OPS Tchad - Temoignage Tressac



 

Massaguet, cinq heures de combat, dernière étape avant l’apothéose d’Attila et sa horde. Elle l’aime son chef, le reconnaît comme tel, sans vénération idolâtre, sans  » culte de la personnalité « .

Concentration aimante des FAN pour la lutte finale. Ils sont venus, transportés par la victoire proche, rois mendiants de Faya-Largeau, de Mao, d’Ati – qui pour finir s’est rendu sans combattre ,d’Abéché et d’Oum Hadjer. Combien sommes-nous ? Deux mille, quatre mille ? La presse internationale, qu’on ne verra qu’à La Tchadienne, le grand hôtel de N’Djamena, après la bataille, imprimera des chiffres divergents.

La voie royale.

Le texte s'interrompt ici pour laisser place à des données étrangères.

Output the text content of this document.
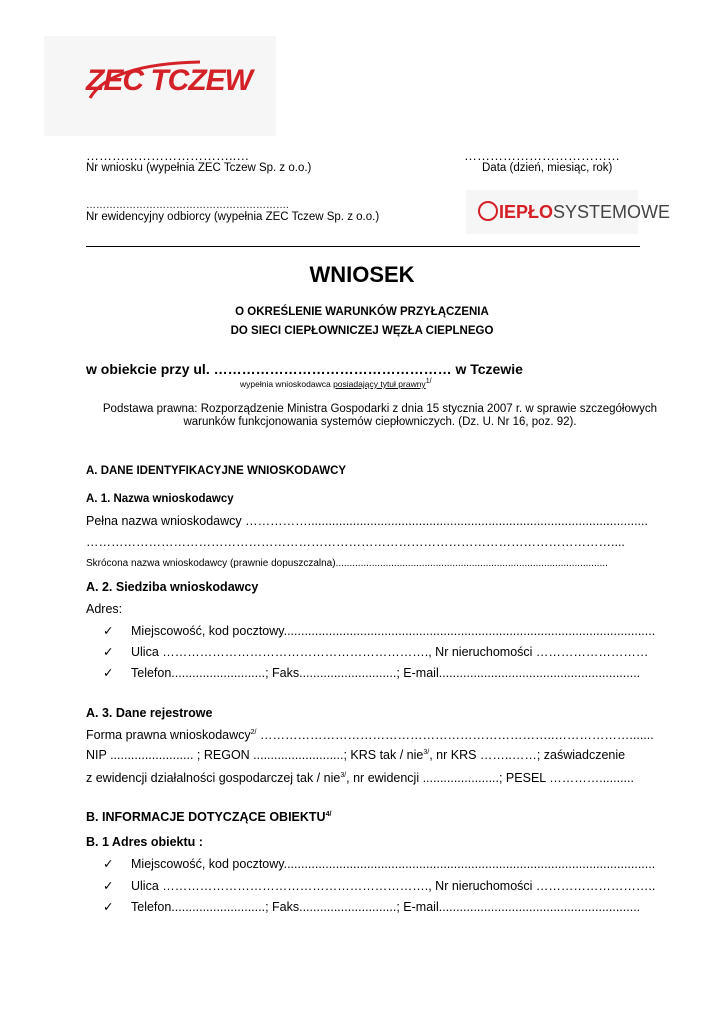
ZEC TCZEW
……………………………..…
Nr wniosku (wypełnia ZEC Tczew Sp. z o.o.)
………………………………
Data (dzień, miesiąc, rok)
…………………………………………………….
Nr ewidencyjny odbiorcy (wypełnia ZEC Tczew Sp. z o.o.)	IEPŁOSYSTEMOWE
WNIOSEK
O OKREŚLENIE WARUNKÓW PRZYŁĄCZENIA
DO SIECI CIEPŁOWNICZEJ WĘZŁA CIEPLNEGO
w obiekcie przy ul. …………………………………………… w Tczewie
wypełnia wnioskodawca posiadający tytuł prawny$^{1/}$
Podstawa prawna: Rozporządzenie Ministra Gospodarki z dnia 15 stycznia 2007 r. w sprawie szczegółowych
warunków funkcjonowania systemów ciepłowniczych. (Dz. U. Nr 16, poz. 92).
A. DANE IDENTYFIKACYJNE WNIOSKODAWCY
A. 1. Nazwa wnioskodawcy
Pełna nazwa wnioskodawcy ……………..................................................................................................
………………………………………………………………………………………………………………....
Skrócona nazwa wnioskodawcy (prawnie dopuszczalna)..................................................................................................
A. 2. Siedziba wnioskodawcy
Adres:
✓ Miejscowość, kod pocztowy...........................................................................................................
✓ Ulica ………………………………………………………., Nr nieruchomości ………………………
✓ Telefon...........................; Faks............................; E-mail..........................................................
A. 3. Dane rejestrowe
Forma prawna wnioskodawcy$^{2/}$ ……………………………………………………………..……………….......
NIP ........................ ; REGON ..........................; KRS tak / nie$^{3/}$, nr KRS ……..……; zaświadczenie
z ewidencji działalności gospodarczej tak / nie$^{3/}$, nr ewidencji ......................; PESEL …………..........
B. INFORMACJE DOTYCZĄCE $OBIEKTU^{4/}$
B. 1 Adres obiektu :
✓ Miejscowość, kod pocztowy...........................................................................................................
✓ Ulica ………………………………………………………., Nr nieruchomości ………………………..
✓ Telefon...........................; Faks............................; E-mail..........................................................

Dernier rassemblement-embouteilage de véhicules rafistolés. Nous roulons les cinquante derniers kilomètres sur l’unique tronçon goudronné du pays. Dans la nuit chaude devenue moite, la saison des pluies arrive. Les consignes sont de se ranger sur le côté et d’attendre. Mais une Toyota anonyme vole le départ pour la gloire d’être en première ligne et tous partent à l’attaque, sans ordre et dans le désordre le plus complet. Il aurait fallu prendre la ville en étau, l’encercler afin d’empêcher les goukounistes, à commencer par Goukouni lui-même, de prendre la fuite… Au lieu de cela, nous attaquons en une seule colonne. Par le sud car ils nous attendent au nord, mais cette ruse n’empêchera pas Goukouni de  » s’exfiltrer  » en catastrophe par le Chari le fleuve qui sépare la ville du Cameroun voisin. Comme Hissène l’a fait un an et demi avant lui, comme il le refera huit ans plus tard devant l’avance fulgurante d’ldriss Deby, qui déboulera du même réduit soudanais d’où nous sommes partis, au pied du Darfour.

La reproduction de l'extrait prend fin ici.